Logo

uoaq logo

The very expensive balcony....Ainsworth v Albrecht [2016] HCA 40

(by Gary Wilson, member)

The above case, adjudicated on 12 October 2016 has attracted, (not for the first time), a lot of press comment in Queensland. This is because a relatively minor matter of one party wanting to extend a balcony into common property airspace has gone all the way to the High Court of Australia. Reports in the press sensationalise the matter, & report comments from observers, who say the parties cumulatively will have spent about $500,000 seeking to resolve the dispute. I make the observation that had some of this money been expended in other directions, possibly the dispute might have been able to have been resolved. Perhaps not, maybe this became a battle about other things?

Its interesting to the extent that in Body Corporate disputes, almost all participants "fold their cards" at the Administrative Tribunal level,  and it will be possibly a long time before another Body Corporate type case (from anywhere in Australia) will surface at the High Court.

The dispute was about one party (Albrecht) wanting to extend a balcony (in fact join up two balconies). To do this the required a General Meeting vote which had to be carried without dissent, which failed to occur. There is provision in the relevant legislation that an adjudicator can approve the proposal if the opposition was unreasonable in the circumstances.

This provision is in place, presumably, to protect a minority position being thwarted by the tyranny of the majority. Nevertheless I have found this provision somewhat disconcerting because a) if there is some objective standard, why have a vote, b) adjudications that have overturned votes often seem to lack any obvious rationale, (at least to me).

In this case the vote was overturned by the adjudicator as unreasonable, that decision overturned by Queensland Civil and Administrative Tribunal, but then the original decision was upheld by the Court of Appeal of the Supreme Court of Queensland. So obviously determining unreasonableness is not an easy thing!

The High Court said that the adjudicator and the Court of Appeal were completely wrong as they tried to balance the competing interests, and in the end decide who had won the debate. (my words) This was the wrong approach said the High Court, all they had to do was decide if the vote against the proposal was unreasonable, (not to decide if their objection was inferior or superior to the alternate case). The High Court upheld the original vote finding it not unreasonable.

I have alluded to my sense that some of the adjudications I have read have been arbitrarily plucked from the air. This ruling should make it a little harder for adjudicators to over-rule votes. Certainly, the High Court has honed in on what needs to be considered, and more importantly, by default what should not be considered.

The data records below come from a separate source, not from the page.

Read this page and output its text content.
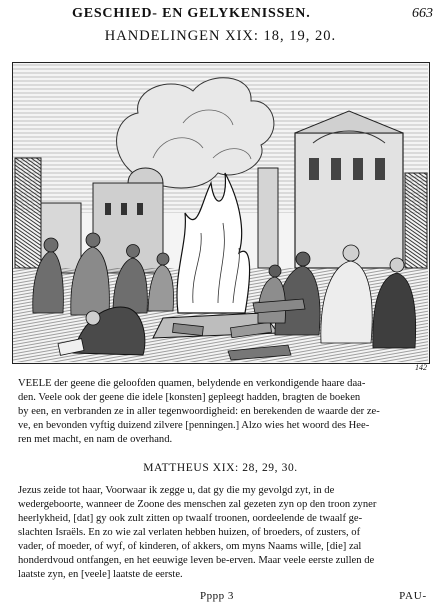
GESCHIED- EN GELYKENISSEN.	663
HANDELINGEN XIX: 18, 19, 20.
142
VEELE der geene die geloofden quamen, belydende en verkondigende haare daa-
den. Veele ook der geene die idele [konsten] gepleegt hadden, bragten de boeken
by een, en verbranden ze in aller tegenwoordigheid: en berekenden de waarde der ze-
ve, en bevonden vyftig duizend zilvere [penningen.] Alzo wies het woord des Hee-
ren met macht, en nam de overhand.
MATTHEUS XIX: 28, 29, 30.
Jezus zeide tot haar, Voorwaar ik zegge u, dat gy die my gevolgd zyt, in de
wedergeboorte, wanneer de Zoone des menschen zal gezeten zyn op den troon zyner
heerlykheid, [dat] gy ook zult zitten op twaalf troonen, oordeelende de twaalf ge-
slachten Israëls. En zo wie zal verlaten hebben huizen, of broeders, of zusters, of
vader, of moeder, of wyf, of kinderen, of akkers, om myns Naams wille, [die] zal
honderdvoud ontfangen, en het eeuwige leven be-erven. Maar veele eerste zullen de
laatste zyn, en [veele] laatste de eerste.
Pppp 3	PAU-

The combatants probably have done the Body Corporate world in Queensland a favour, but after a five year legal stoush there is a least one legal team bruised and battered. As for the rest of us, what can we say when great legal minds get it wrong, ... and what would have happened if this matter had terminated at the QLD Court Of Appeal, (who seemed to received a diplomatic reprimand from the High Court in the penultimate paragraph of its judgment).

Maybe you can say the system works, ... if the combatants have the resources to press and defend their positions?